Biden Signs Executive Order Restricting Chokeholds and Limiting Transfer of Military Equipment to Police

The order restricts chokeholds and no-knock warrants at the federal level, but the White House has little power over the state and local departments where the majority of policing occurs.


President Joe Biden will sign an executive order today, on the second anniversary of the killing of George Floyd by Minneapolis police, restricting the use of chokeholds and no-knock warrants by federal law enforcement, as well as curbing the transfer of surplus military equipment to police.  

The executive order directs all federal law enforcement agencies to adopt policies banning chokeholds and carotid restraints; adopt body camera policies; limit the use of no-knock warrants to certain circumstances; and adopt updated use-of-force standards that encourage de-escalation.

The order also directs the Attorney General to establish a "National Law Enforcement Accountability Database" to track police misconduct. The White House says the order will also broaden Obama-restrictions on the transfer of surplus military equipment to local and state police. Since 9/11, the federal government has doled out more than $1 billion in surplus military equipment to police, along with billions in more in grants for heavy equipment and surveillance technology.

"Police cannot fulfill their role to keep communities safe without public trust and confidence in law enforcement and the criminal justice system," the White House said in a press release. "Yet, there are places in America today where the bonds of trust are frayed or broken. To heal as a nation, we must acknowledge that fatal encounters with law enforcement have disproportionately involved Black and Brown people."

Civil rights groups offered measured praise for the actions. Udi Ofer, deputy national political director at the American Civil Liberties Union, said in a statement that the order "takes an important and necessary step forward in light of Congress' failure to act on police reform—but it is only a first step."

The executive order has been in the works since last fall, after policing reforms collapsed in Congress. It became a political headache for the Biden White House after a draft, first reported by The Federalist, was leaked in January. Outraged law enforcement groups said they had been left out of the loop.

Law enforcement groups particularly objected to a provision in the draft order that allowed for deadly force only "as a last resort when there is no reasonable alternative, in other words only when necessary to prevent imminent and serious bodily injury or death."

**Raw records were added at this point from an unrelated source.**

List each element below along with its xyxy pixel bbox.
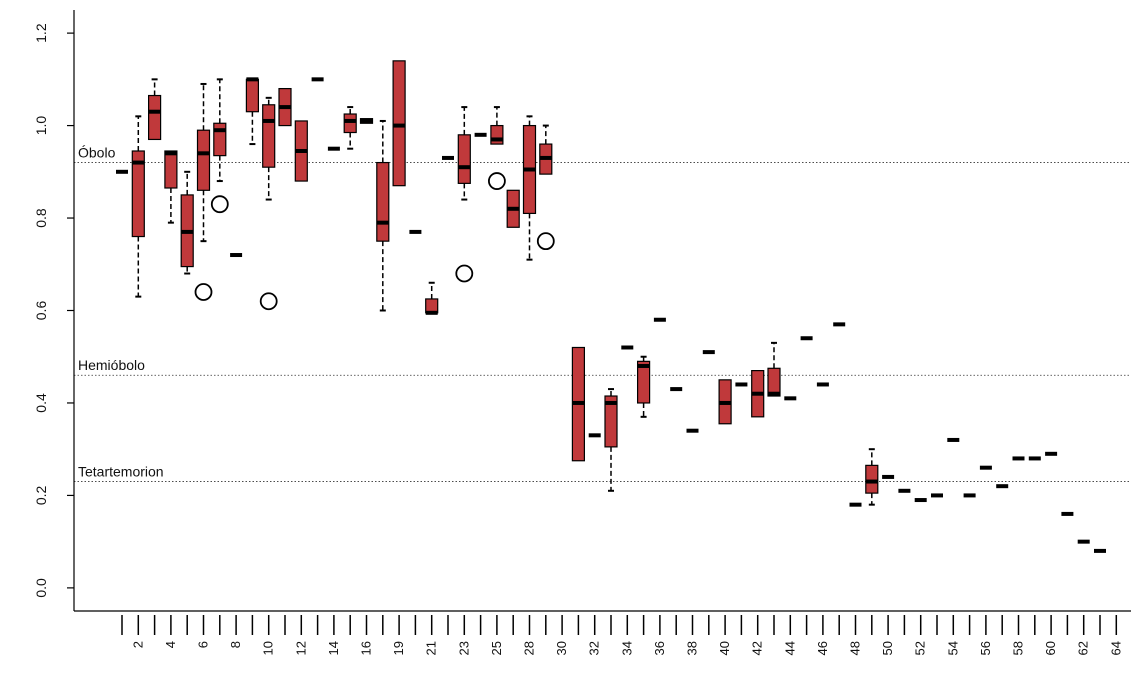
box-body	[245, 78, 259, 113]
x-axis-tick-label: 58	[1011, 641, 1026, 655]
box-body	[865, 464, 879, 494]
x-axis-tick-label: 14	[326, 641, 341, 655]
x-axis-tick-label: 64	[1108, 641, 1123, 655]
x-axis-tick-label: 40	[717, 641, 732, 655]
x-axis-tick-label: 2	[130, 641, 145, 648]
x-axis-tick-label: 52	[913, 641, 928, 655]
y-axis-tick-label: 0.4	[33, 393, 49, 413]
x-axis-tick-label: 50	[880, 641, 895, 655]
x-axis-tick-label: 36	[652, 641, 667, 655]
box-body	[376, 161, 390, 242]
box-body	[196, 129, 211, 191]
x-axis-tick-label: 46	[815, 641, 830, 655]
box-body	[392, 60, 406, 187]
x-axis-tick-label: 34	[619, 641, 634, 655]
x-axis-tick-label: 25	[489, 641, 504, 655]
box-body	[164, 150, 178, 189]
x-axis-tick-label: 30	[554, 641, 569, 655]
reference-line-label: Tetartemorion	[78, 464, 164, 480]
outlier-point	[194, 283, 213, 301]
y-axis-tick-label: 0.0	[33, 578, 49, 598]
reference-line-label: Hemióbolo	[78, 357, 145, 373]
x-axis-tick-label: 12	[293, 641, 308, 655]
x-axis-tick-label: 10	[261, 641, 276, 655]
x-axis-tick-label: 42	[750, 641, 765, 655]
reference-line-label: Óbolo	[78, 145, 116, 161]
outlier-point	[487, 172, 506, 190]
box-body	[148, 94, 162, 141]
box-body	[636, 360, 651, 404]
x-axis-tick-label: 38	[685, 641, 700, 655]
x-axis-tick-label: 48	[848, 641, 863, 655]
y-axis-tick-label: 0.8	[33, 208, 49, 228]
x-axis-tick-label: 19	[391, 641, 406, 655]
x-axis-tick-label: 4	[163, 641, 178, 648]
box-body	[425, 298, 439, 314]
box-body	[213, 122, 227, 157]
x-axis-tick-label: 32	[587, 641, 602, 655]
x-axis-tick-label: 23	[456, 641, 471, 655]
box-body	[131, 150, 145, 238]
boxes	[116, 60, 1106, 553]
y-axis-tick-label: 1.2	[33, 23, 49, 43]
y-axis-tick-label: 0.6	[33, 301, 49, 321]
outlier-point	[455, 264, 474, 283]
x-axis-tick-label: 6	[196, 641, 211, 648]
outlier-point	[259, 292, 278, 311]
box-body	[604, 395, 618, 448]
box-body	[457, 134, 471, 184]
x-axis-tick-label: 56	[978, 641, 993, 655]
box-body	[767, 367, 781, 397]
x-axis-tick-label: 60	[1043, 641, 1058, 655]
axes: 0.00.20.40.60.81.01.22 4 6 8 10 12 14 16 19 21 23 2…	[33, 10, 1131, 655]
x-axis-tick-label: 62	[1076, 641, 1091, 655]
y-axis-tick-label: 1.0	[33, 116, 49, 136]
x-axis-tick-label: 28	[522, 641, 537, 655]
y-axis-tick-label: 0.2	[33, 485, 49, 505]
x-axis-tick-label: 54	[945, 641, 960, 655]
box-body	[343, 113, 357, 134]
box-body	[262, 104, 276, 168]
x-axis-tick-label: 44	[782, 641, 797, 655]
reference-lines: Óbolo Hemióbolo Tetartemorion	[74, 145, 1131, 482]
x-axis-tick-label: 21	[424, 641, 439, 655]
x-axis-tick-label: 8	[228, 641, 243, 648]
x-axis-tick-label: 16	[359, 641, 374, 655]
outlier-point	[210, 195, 229, 214]
outlier-point	[536, 232, 555, 251]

That language has since been softened. Today's executive order, reflected in an updated use-of-force policy issued by the Justice Department, instructs federal law enforcement officers to only use deadly force "when necessary, that is, when the officer has a reasonable belief that the subject of such force poses an imminent danger of death or serious physical injury to the officer or to another person."

The new policy also establishes an affirmative duty for federal law enforcement officers to intervene if they witness excessive force or other constitutional violations by fellow officers, and an affirmative duty to render first aid.

Although the order will have some noticeable impacts on federal law enforcement, it will have much less power over the roughly 18,000 state and local police departments across the U.S., where the vast majority of policing occurs. The federal government can only nudge these departments toward its preferred policies by offering grants for complying agencies, or withholding grants from those that refuse to adapt. That's why the FBI has struggled to build a national police use-of-force database; police departments simply don't have to participate. 

For example, all federal law enforcement agencies will be required to participate in the misconduct database, but the White House press release only notes that state and local agencies "are encouraged to enter their records as well."

As much as some would like to believe that the president can solve America's policing woes with the stroke of a pen, true efforts to improve police accountability and curb misconduct will have to be fought state by state, county by county, and town by town.